SIMPLE SUMMARY: Fibroepithelial tumors of the breast represent a spectrum of mostly benign diseases. However, some of these tumors tend to recur and may even spread distantly to other body sites. Prediction of their biological behavior is currently morphology-centered. In this study, we set out to answer the question of whether their biologic behavior might be reflected by specific DNA methylation and copy number profiles, both of which can be determined alongside each other in a diagnostic routine workflow through microarrays.

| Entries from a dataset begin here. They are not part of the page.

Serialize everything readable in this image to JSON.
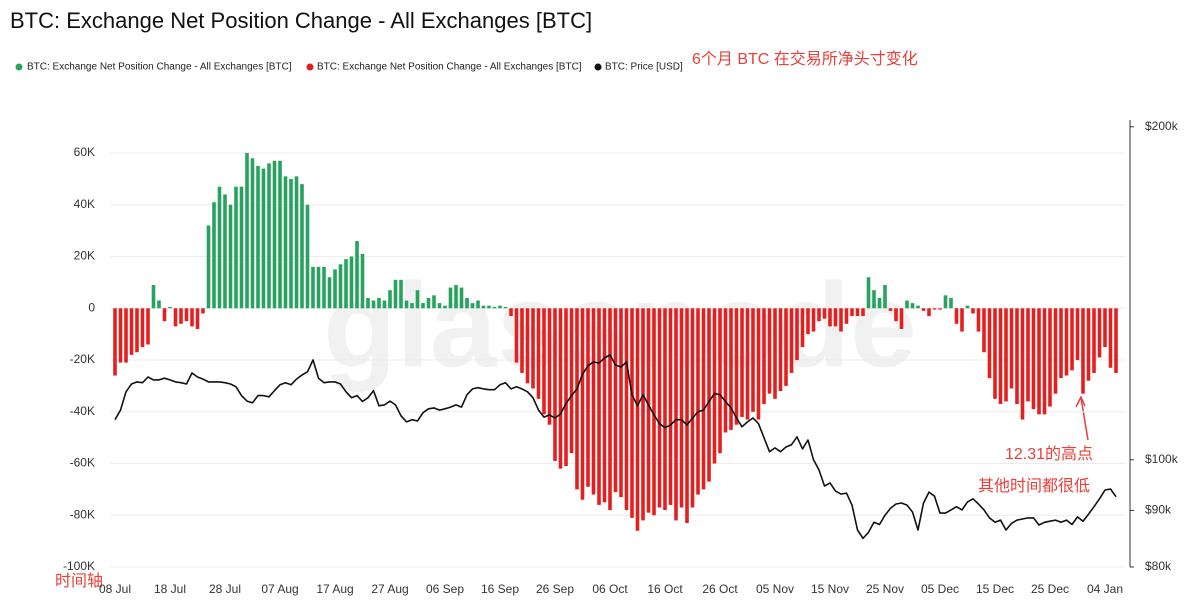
{
  "chart_data": {
    "type": "bar",
    "title": "BTC: Exchange Net Position Change - All Exchanges [BTC]",
    "watermark": "glassnode",
    "annotations": [
      "6个月 BTC 在交易所净头寸变化",
      "12.31的高点",
      "其他时间都很低",
      "时间轴"
    ],
    "categories": [
      "08 Jul",
      null,
      null,
      null,
      null,
      null,
      null,
      null,
      null,
      null,
      "18 Jul",
      null,
      null,
      null,
      null,
      null,
      null,
      null,
      null,
      null,
      "28 Jul",
      null,
      null,
      null,
      null,
      null,
      null,
      null,
      null,
      null,
      "07 Aug",
      null,
      null,
      null,
      null,
      null,
      null,
      null,
      null,
      null,
      "17 Aug",
      null,
      null,
      null,
      null,
      null,
      null,
      null,
      null,
      null,
      "27 Aug",
      null,
      null,
      null,
      null,
      null,
      null,
      null,
      null,
      null,
      "06 Sep",
      null,
      null,
      null,
      null,
      null,
      null,
      null,
      null,
      null,
      "16 Sep",
      null,
      null,
      null,
      null,
      null,
      null,
      null,
      null,
      null,
      "26 Sep",
      null,
      null,
      null,
      null,
      null,
      null,
      null,
      null,
      null,
      "06 Oct",
      null,
      null,
      null,
      null,
      null,
      null,
      null,
      null,
      null,
      "16 Oct",
      null,
      null,
      null,
      null,
      null,
      null,
      null,
      null,
      null,
      "26 Oct",
      null,
      null,
      null,
      null,
      null,
      null,
      null,
      null,
      null,
      "05 Nov",
      null,
      null,
      null,
      null,
      null,
      null,
      null,
      null,
      null,
      "15 Nov",
      null,
      null,
      null,
      null,
      null,
      null,
      null,
      null,
      null,
      "25 Nov",
      null,
      null,
      null,
      null,
      null,
      null,
      null,
      null,
      null,
      "05 Dec",
      null,
      null,
      null,
      null,
      null,
      null,
      null,
      null,
      null,
      "15 Dec",
      null,
      null,
      null,
      null,
      null,
      null,
      null,
      null,
      null,
      "25 Dec",
      null,
      null,
      null,
      null,
      null,
      null,
      null,
      null,
      null,
      "04 Jan",
      null,
      null
    ],
    "series": [
      {
        "name": "BTC: Exchange Net Position Change - All Exchanges [BTC]",
        "color": "#27a35f",
        "values": [
          null,
          null,
          null,
          null,
          null,
          null,
          null,
          9000,
          3000,
          null,
          500,
          null,
          null,
          null,
          null,
          null,
          null,
          32000,
          41000,
          47000,
          44000,
          40000,
          47000,
          47000,
          60000,
          58000,
          55000,
          54000,
          56000,
          57000,
          57000,
          51000,
          50000,
          51000,
          48000,
          40000,
          16000,
          16000,
          16000,
          12000,
          15000,
          17000,
          19000,
          20000,
          26000,
          21000,
          4000,
          3000,
          4000,
          3000,
          7000,
          11000,
          11000,
          3000,
          2000,
          7000,
          2000,
          4000,
          5000,
          2000,
          1000,
          8000,
          9000,
          8000,
          4000,
          2000,
          3000,
          1000,
          1000,
          500,
          1000,
          500,
          null,
          null,
          null,
          null,
          null,
          null,
          null,
          null,
          null,
          null,
          null,
          null,
          null,
          null,
          null,
          null,
          null,
          null,
          null,
          null,
          null,
          null,
          null,
          null,
          null,
          null,
          null,
          null,
          null,
          null,
          null,
          null,
          null,
          null,
          null,
          null,
          null,
          null,
          null,
          null,
          null,
          null,
          null,
          null,
          null,
          null,
          null,
          null,
          null,
          null,
          null,
          null,
          null,
          null,
          null,
          null,
          null,
          null,
          null,
          null,
          null,
          null,
          null,
          null,
          null,
          12000,
          7000,
          4000,
          9000,
          null,
          null,
          null,
          3000,
          2000,
          1000,
          null,
          null,
          null,
          null,
          5000,
          4000,
          null,
          null,
          1000,
          null,
          null,
          null,
          null,
          null,
          null,
          null,
          null,
          null,
          null,
          null,
          null,
          null,
          null,
          null,
          null,
          null,
          null,
          null,
          null,
          null,
          null,
          null,
          null,
          null,
          null,
          null
        ]
      },
      {
        "name": "BTC: Exchange Net Position Change - All Exchanges [BTC]",
        "color": "#e3201f",
        "values": [
          -26000,
          -21000,
          -21000,
          -18000,
          -17000,
          -15000,
          -14000,
          null,
          null,
          -5000,
          null,
          -7000,
          -6000,
          -5000,
          -7000,
          -8000,
          -2000,
          null,
          null,
          null,
          null,
          null,
          null,
          null,
          null,
          null,
          null,
          null,
          null,
          null,
          null,
          null,
          null,
          null,
          null,
          null,
          null,
          null,
          null,
          null,
          null,
          null,
          null,
          null,
          null,
          null,
          null,
          null,
          null,
          null,
          null,
          null,
          null,
          null,
          null,
          null,
          null,
          null,
          null,
          null,
          null,
          null,
          null,
          null,
          null,
          null,
          null,
          null,
          null,
          null,
          null,
          null,
          -3000,
          -21000,
          -25000,
          -29000,
          -31000,
          -35000,
          -41000,
          -45000,
          -59000,
          -62000,
          -61000,
          -56000,
          -70000,
          -74000,
          -69000,
          -72000,
          -76000,
          -75000,
          -78000,
          -71000,
          -73000,
          -78000,
          -81000,
          -86000,
          -82000,
          -79000,
          -80000,
          -77000,
          -78000,
          -76000,
          -82000,
          -77000,
          -83000,
          -77000,
          -72000,
          -70000,
          -67000,
          -60000,
          -56000,
          -48000,
          -47000,
          -45000,
          -42000,
          -43000,
          -40000,
          -43000,
          -37000,
          -33000,
          -35000,
          -32000,
          -30000,
          -25000,
          -20000,
          -15000,
          -10000,
          -9000,
          -5000,
          -4000,
          -7000,
          -7000,
          -9000,
          -6000,
          -3000,
          -3000,
          -3000,
          null,
          null,
          null,
          null,
          -1000,
          -5000,
          -8000,
          null,
          null,
          null,
          -1000,
          -3000,
          -500,
          -500,
          null,
          null,
          -6000,
          -9000,
          null,
          -2000,
          -9000,
          -17000,
          -27000,
          -35000,
          -37000,
          -36000,
          -31000,
          -37000,
          -43000,
          -36000,
          -39000,
          -41000,
          -41000,
          -38000,
          -33000,
          -27000,
          -26000,
          -24000,
          -20000,
          -33000,
          -28000,
          -25000,
          -19000,
          -15000,
          -23000,
          -25000
        ]
      },
      {
        "name": "BTC: Price [USD]",
        "color": "#111111",
        "type": "line",
        "axis": "y2",
        "values": [
          108700,
          110900,
          115200,
          117100,
          117600,
          117400,
          118800,
          118100,
          118100,
          118500,
          118100,
          117600,
          117400,
          117100,
          119800,
          118800,
          118300,
          117600,
          117600,
          117600,
          117400,
          117100,
          116400,
          114300,
          113000,
          112600,
          114300,
          114300,
          114000,
          115500,
          116900,
          117400,
          116900,
          118300,
          119300,
          120100,
          123100,
          118500,
          117400,
          117600,
          117600,
          117100,
          115200,
          113800,
          114300,
          112900,
          113800,
          115500,
          111900,
          112100,
          113000,
          112100,
          109600,
          108200,
          108700,
          108400,
          110300,
          111200,
          111400,
          110900,
          111200,
          111600,
          112100,
          111600,
          114500,
          115900,
          116200,
          115900,
          115700,
          115700,
          116900,
          117400,
          115900,
          116400,
          115900,
          115200,
          113800,
          110900,
          109300,
          109800,
          109100,
          110000,
          112400,
          114300,
          115900,
          119500,
          121600,
          122600,
          122300,
          123600,
          124400,
          121800,
          121300,
          122600,
          114500,
          111900,
          114500,
          112100,
          109800,
          107800,
          106900,
          107500,
          108700,
          108700,
          107500,
          109100,
          110500,
          110900,
          112900,
          114800,
          114500,
          112900,
          111400,
          109100,
          107100,
          108200,
          109100,
          107800,
          104700,
          101700,
          102500,
          101700,
          102700,
          103200,
          104900,
          102300,
          104200,
          100000,
          97900,
          94700,
          95300,
          93700,
          93100,
          93300,
          91000,
          86400,
          84900,
          86000,
          87800,
          87400,
          89100,
          90400,
          91200,
          91400,
          91000,
          89700,
          86400,
          91400,
          93500,
          92700,
          89500,
          89500,
          90100,
          90700,
          90100,
          91600,
          92200,
          91200,
          90100,
          88600,
          87800,
          88200,
          86400,
          87600,
          88200,
          88400,
          88600,
          88600,
          87300,
          87800,
          88000,
          88200,
          87800,
          88200,
          87400,
          88800,
          88000,
          89300,
          90700,
          92200,
          93900,
          94100,
          92600
        ]
      }
    ],
    "ylim": [
      -100000,
      72000
    ],
    "yticks": [
      {
        "value": -100000,
        "label": "-100K"
      },
      {
        "value": -80000,
        "label": "-80K"
      },
      {
        "value": -60000,
        "label": "-60K"
      },
      {
        "value": -40000,
        "label": "-40K"
      },
      {
        "value": -20000,
        "label": "-20K"
      },
      0,
      {
        "value": 20000,
        "label": "20K"
      },
      {
        "value": 40000,
        "label": "40K"
      },
      {
        "value": 60000,
        "label": "60K"
      }
    ],
    "y2lim": [
      80000,
      202000
    ],
    "y2log": true,
    "y2ticks": [
      {
        "value": 80000,
        "label": "$80k"
      },
      {
        "value": 90000,
        "label": "$90k"
      },
      {
        "value": 100000,
        "label": "$100k"
      },
      {
        "value": 200000,
        "label": "$200k"
      }
    ],
    "grid": true
  }
}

We discovered that the fibroepithelial tumors seem to fall into two distinct copy number variant patterns and that they are epigenetically related. Our study underlines the diagnostic usefulness of combined methylation/copy number profiling in fibroepithelial breast tumors to predict clinical outcomes. ABSTRACT: Fibroepithelial lesions (FL) of the breast, in particular, phyllodes tumors (PT) and fibroadenomas, pose a significant diagnostic challenge. There are no generally accepted criteria that distinguish benign, borderline, malignant PT and fibroadenomas. Combined genome-wide DNA methylation and copy number variant (CNV) profiling is an emerging strategy to classify tumors. We compiled a series of patient-derived archival biopsy specimens reflecting the FL spectrum and histological mimickers including clinical follow-up data. DNA methylation and CNVs were determined by well-established microarrays. Comparison of the patterns with a pan-cancer dataset assembled from public resources including “The Cancer Genome Atlas” (TCGA) and “Gene Expression Omnibus” (GEO) suggests that FLs form a methylation class distinct from both control breast tissue as well as common breast cancers. Complex CNVs were enriched in clinically aggressive FLs. Subsequent fluorescence in situ hybridization (FISH) analysis detected respective aberrations in the neoplastic mesenchymal component of FLs only, confirming that the epithelial component is non-neoplastic. Of note, our approach could lead to the elimination of the diagnostically problematic category of borderline PT and allow for optimized prognostic patient stratification. Furthermore, the identified recurrent genomic aberrations such as 1q gains (including MDM4), CDKN2a/b deletions, and EGFR amplifications may inform therapeutic decision-making.